National Club Golfer
- Editor: Hannah Holden
- Categories: Golf Magazine
- Frequency: Monthly
- Circulation: 58,278 (ABC Jul - Dec 2014) Print and digital editions.
- Publisher: Sports Publications
- First issue: April 1994
- Country: United Kingdom
- Based in: Leeds
- Language: English
- Website: National Club Golfer

= National Club Golfer =

National Golf Club

National Club Golfer is a monthly golfing magazine published by Sports Publications. It is the highest-circulated golf title in the UK. The headquarters is in Leeds.

==Overview==
National Club Golfer magazine was launched by Sports Publications in April 1994.

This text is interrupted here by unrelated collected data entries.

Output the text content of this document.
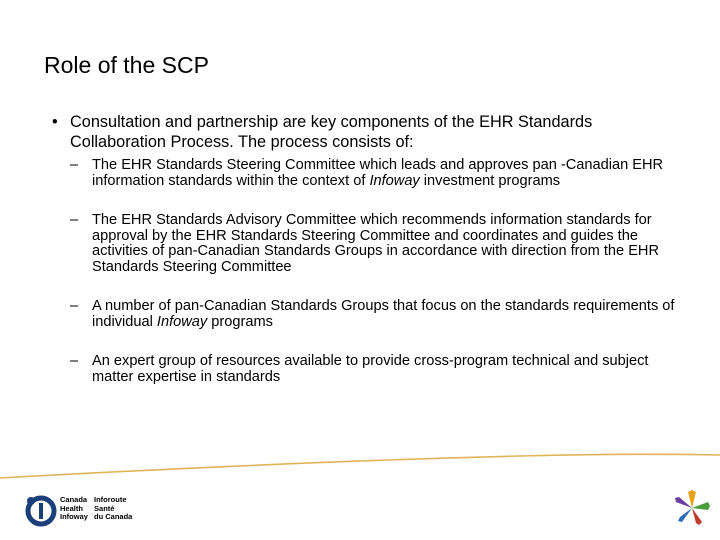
Role of the SCP
• Consultation and partnership are key components of the EHR Standards Collaboration Process. The process consists of:
– The EHR Standards Steering Committee which leads and approves pan -Canadian EHR information standards within the context of Infoway investment programs
– The EHR Standards Advisory Committee which recommends information standards for approval by the EHR Standards Steering Committee and coordinates and guides the activities of pan-Canadian Standards Groups in accordance with direction from the EHR Standards Steering Committee
– A number of pan-Canadian Standards Groups that focus on the standards requirements of individual Infoway programs
– An expert group of resources available to provide cross-program technical and subject matter expertise in standards
Canada
Health
Infoway

Inforoute
Santé
du Canada
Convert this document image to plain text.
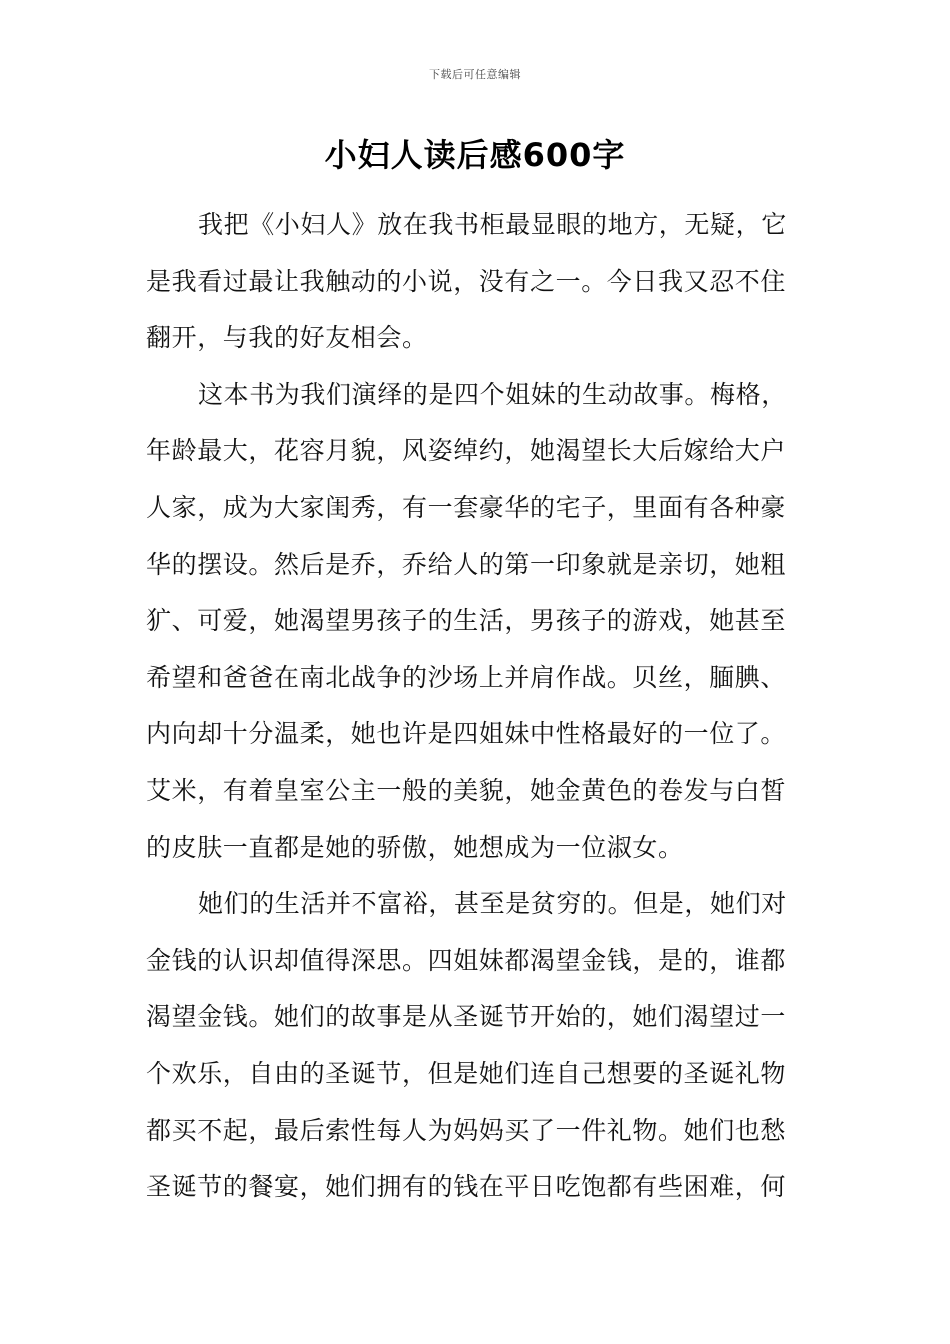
下载后可任意编辑
小妇人读后感600字
我把《小妇人》放在我书柜最显眼的地方，无疑，它
是我看过最让我触动的小说，没有之一。今日我又忍不住
翻开，与我的好友相会。
这本书为我们演绎的是四个姐妹的生动故事。梅格，
年龄最大，花容月貌，风姿绰约，她渴望长大后嫁给大户
人家，成为大家闺秀，有一套豪华的宅子，里面有各种豪
华的摆设。然后是乔，乔给人的第一印象就是亲切，她粗
犷、可爱，她渴望男孩子的生活，男孩子的游戏，她甚至
希望和爸爸在南北战争的沙场上并肩作战。贝丝，腼腆、
内向却十分温柔，她也许是四姐妹中性格最好的一位了。
艾米，有着皇室公主一般的美貌，她金黄色的卷发与白皙
的皮肤一直都是她的骄傲，她想成为一位淑女。
她们的生活并不富裕，甚至是贫穷的。但是，她们对
金钱的认识却值得深思。四姐妹都渴望金钱，是的，谁都
渴望金钱。她们的故事是从圣诞节开始的，她们渴望过一
个欢乐，自由的圣诞节，但是她们连自己想要的圣诞礼物
都买不起，最后索性每人为妈妈买了一件礼物。她们也愁
圣诞节的餐宴，她们拥有的钱在平日吃饱都有些困难，何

The magazine started as a paper but changed to a glossy magazine in 1997. National Club Golfer, or NCG as it is known to regular readers, is the only magazine in the United Kingdom that is distributed to every golf club in England, Wales, and Scotland free of charge. It is also the highest-circulated print golf publication in the country, with a circulation of almost 60,000.

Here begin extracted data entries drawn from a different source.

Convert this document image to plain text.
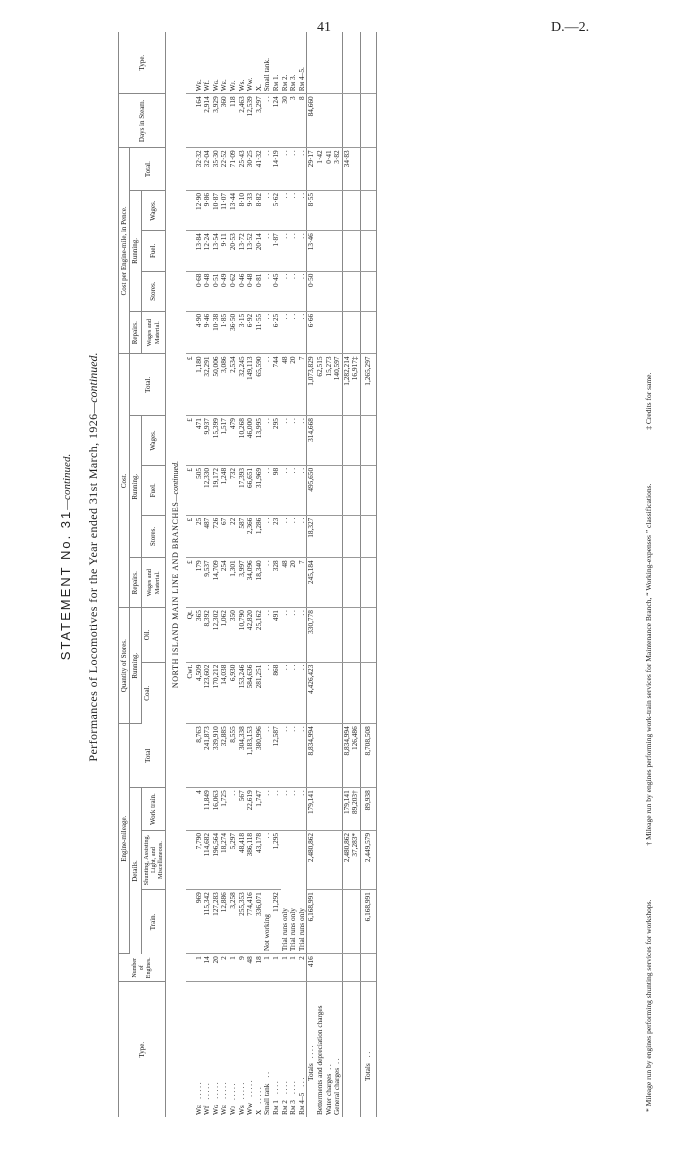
41	D.—2.
STATEMENT No. 31—continued. Performances of Locomotives for the Year ended 31st March, 1926—continued.
Type.	Number of Engines.	Engine-mileage.				Quantity of Stores.		Cost.					Cost per Engine-mile, in Pence.					Days in Steam.	Type.
		Details.			Total	Running.		Repairs.	Running.			Total.	Repairs.	Running.			Total.		
		Train.	Shunting, Assisting, Light, and Miscellaneous.	Work train.				Wages and Material.	Stores.	Fuel.	Wages.		Wages and Material.	Stores.	Fuel.	Wages.			
						Coal.	Oil.												
NORTH ISLAND MAIN LINE AND BRANCHES—continued.																			
						Cwt.	Qt.	£	£	£	£	£							
Wᴇ. . . . .	1	969	7,790	4	8,763	4,509	365	179	25	505	471	1,180	4·90	0·68	13·84	12·90	32·32	164	Wᴇ.
Wf. . . . .	14	115,342	114,682	11,849	241,873	123,602	8,392	9,537	487	12,330	9,937	32,291	9·46	0·48	12·24	9·86	32·04	2,914	Wf.
Wɢ. . . . .	20	127,283	196,564	16,063	339,910	170,212	12,302	14,709	726	19,172	15,399	50,006	10·38	0·51	13·54	10·87	35·30	3,929	Wɢ.
Wᴇ. . . . .	2	12,886	18,274	1,725	32,885	14,038	1,062	254	67	1,248	1,517	3,086	1·85	0·49	9·11	11·07	22·52	360	Wᴇ.
Wᴊ. . . . .	1	3,258	5,297	. .	8,555	6,930	350	1,301	22	732	479	2,534	36·50	0·62	20·53	13·44	71·09	118	Wᴊ.
Ws. . . . .	9	255,353	48,418	567	304,338	153,246	10,790	3,997	587	17,393	10,268	32,245	3·15	0·46	13·72	8·10	25·43	2,463	Ws.
Ww. . . . .	48	774,416	386,118	22,619	1,183,153	584,636	42,820	34,096	2,366	66,651	46,000	149,113	6·92	0·48	13·52	9·33	30·25	12,539	Ww.
X. . . . .	18	336,071	43,178	1,747	380,996	281,251	25,162	18,340	1,286	31,969	13,995	65,590	11·55	0·81	20·14	8·82	41·32	3,297	X.
Small tank. .	1	Not working	. .	. .	. .	. .	. .	. .	. .	. .	. .	. .	. .	. .	. .	. .	. .	. .	Small tank.
Rᴍ 1. . . .	1	11,292	1,295	. .	12,587	868	491	328	23	98	295	744	6·25	0·45	1·87	5·62	14·19	124	Rᴍ 1.
Rᴍ 2. . . .	1	Trial runs only		. .	. .	. .	. .	48	. .	. .	. .	48	. .	. .	. .	. .	. .	30	Rᴍ 2.
Rᴍ 3. . . .	1	Trial runs only		. .	. .	. .	. .	20	. .	. .	. .	20	. .	. .	. .	. .	. .	3	Rᴍ 3.
Rᴍ 4–5. . .	2	Trial runs only		. .	. .	. .	. .	7	. .	. .	. .	7	. .	. .	. .	. .	. .	8	Rᴍ 4–5.
Totals. . . .	416	6,168,991	2,480,862	179,141	8,834,994	4,426,423	330,778	245,184	18,327	495,650	314,668	1,073,829	6·66	0·50	13·46	8·55	29·17	84,660	
Betterments and depreciation charges												62,515					1·42		
Water charges. .												15,273					0·41		
General charges. .												140,597					3·82		
			2,480,862	179,141	8,834,994							1,282,214					34·83		
			37,283*	89,203†	126,486							16,917‡							
Totals. .		6,168,991	2,449,579	89,938	8,708,508							1,265,297							
* Mileage run by engines performing shunting services for workshops. † Mileage run by engines performing work-train services for Maintenance Branch, “ Working-expenses ” classifications. ‡ Credits for same.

Sports Publications also put together a magazine dedicated to women's golf - Lady Golfer - which is the highest-circulated ladies' title in print and digital formats in the UK, going out to every club in England, Wales, and Scotland.

Based in Leeds, the magazines are aimed at club golfers.

In May 2005 both magazines launched a dedicated website featuring their content.